Above all they are the celebration food for rural weddings with pigs being specially killed and cooked. This snap that I took at a wedding a few years back gives you an idea of the size of the copper pots.
And of typical Mexican ingenuity with gas tanks.
If you want a good account of the slaughtering of the pig (for commercial use this time) and how you deal with it, here’s a link to Rolly Brook’s description. Check out the rest of his site too, it’s very informative on everyday Mexican life including cooking. Bear in mind though that in this part of Mexico, carnitas are much more than just ribs and shoulder and that chicharron (another topic) is different too.
So supposing you go to El Ricas. If you are not Mexican, you will immediately be asked “macizo?” Do you want solid meat, basically meat from the leg. You can answer yes and get tender and delicious chunks of leg of pork
But you’ll be missing the best bits. What you want is surtido, the mixture. Here’s a picture of a pound of surtido from El Ricas.
And here’s that surtido separated into meats from different bits of the pig. It’s actually missing the intestines and the ribs, but what’s in the surtido depends on who gets there first. You can see I am not a master of lighting, but let’s press on.
So you have five kinds of meat in that one pound of surtido, going round from bottom in a clockwise direction and ending in the center. Here are the cueritos, the bits of skin. Meltingly soft, a bit salty, a mind opening mixtures of texture and taste.
And here’s the buche, a tad on the chewy side from my point of view. It’s the stomach lining.
And here are a couple of slices of pork belly which I ask for as adillo.

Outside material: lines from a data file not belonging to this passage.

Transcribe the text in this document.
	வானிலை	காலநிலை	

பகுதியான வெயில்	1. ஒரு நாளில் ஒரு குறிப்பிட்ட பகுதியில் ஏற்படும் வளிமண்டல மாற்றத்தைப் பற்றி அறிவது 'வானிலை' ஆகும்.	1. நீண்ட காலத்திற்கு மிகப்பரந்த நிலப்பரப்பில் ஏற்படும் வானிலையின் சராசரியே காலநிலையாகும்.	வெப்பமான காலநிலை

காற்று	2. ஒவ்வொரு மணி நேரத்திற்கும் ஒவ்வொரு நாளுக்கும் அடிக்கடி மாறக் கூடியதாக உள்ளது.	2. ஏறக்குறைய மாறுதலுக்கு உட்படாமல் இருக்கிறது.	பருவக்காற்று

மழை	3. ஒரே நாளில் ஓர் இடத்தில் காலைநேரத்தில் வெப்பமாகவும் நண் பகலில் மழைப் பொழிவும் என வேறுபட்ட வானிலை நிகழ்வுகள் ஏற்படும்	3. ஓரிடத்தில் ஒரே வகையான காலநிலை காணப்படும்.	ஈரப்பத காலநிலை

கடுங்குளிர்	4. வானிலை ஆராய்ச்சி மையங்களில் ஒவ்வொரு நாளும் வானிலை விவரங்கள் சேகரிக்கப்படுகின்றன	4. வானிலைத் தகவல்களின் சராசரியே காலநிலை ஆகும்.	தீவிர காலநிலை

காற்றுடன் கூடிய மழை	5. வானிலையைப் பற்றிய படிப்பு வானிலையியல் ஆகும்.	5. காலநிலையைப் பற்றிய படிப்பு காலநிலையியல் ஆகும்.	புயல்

I don’t have a great ear and this works even though it bears no resemblance to any word in the dictionary.
And here’s the carne jugosa (the juicy meat), or codillo, elbow, shoulder, knuckle. Try to get lots of this, the crispy edges and juicy middles are mouthwatering.
And finally, the macizo, the leg, the white meat.
All these will be piled up and chopped up roughly so that you can roll them up in soft corn tortillas, which are what tacos are in Mexico. Add a few salsas and you are in heaven.
And as I munch away, the historian in me niggles. Where else are whole pigs, even if chopped into large chunks, cooked in fat? This habit clearly comes after the Spanish Conquest of Mexico because before there were no pigs and there was no pig fat. It’s so wildly extravagant in world terms. True it makes sure an entire pig can be used and shared in one day. What’s missing though is the careful drying and salting and smoking of the pig that preserved it for the winter in Europe. A bountiful land in the colonial period was Mexico.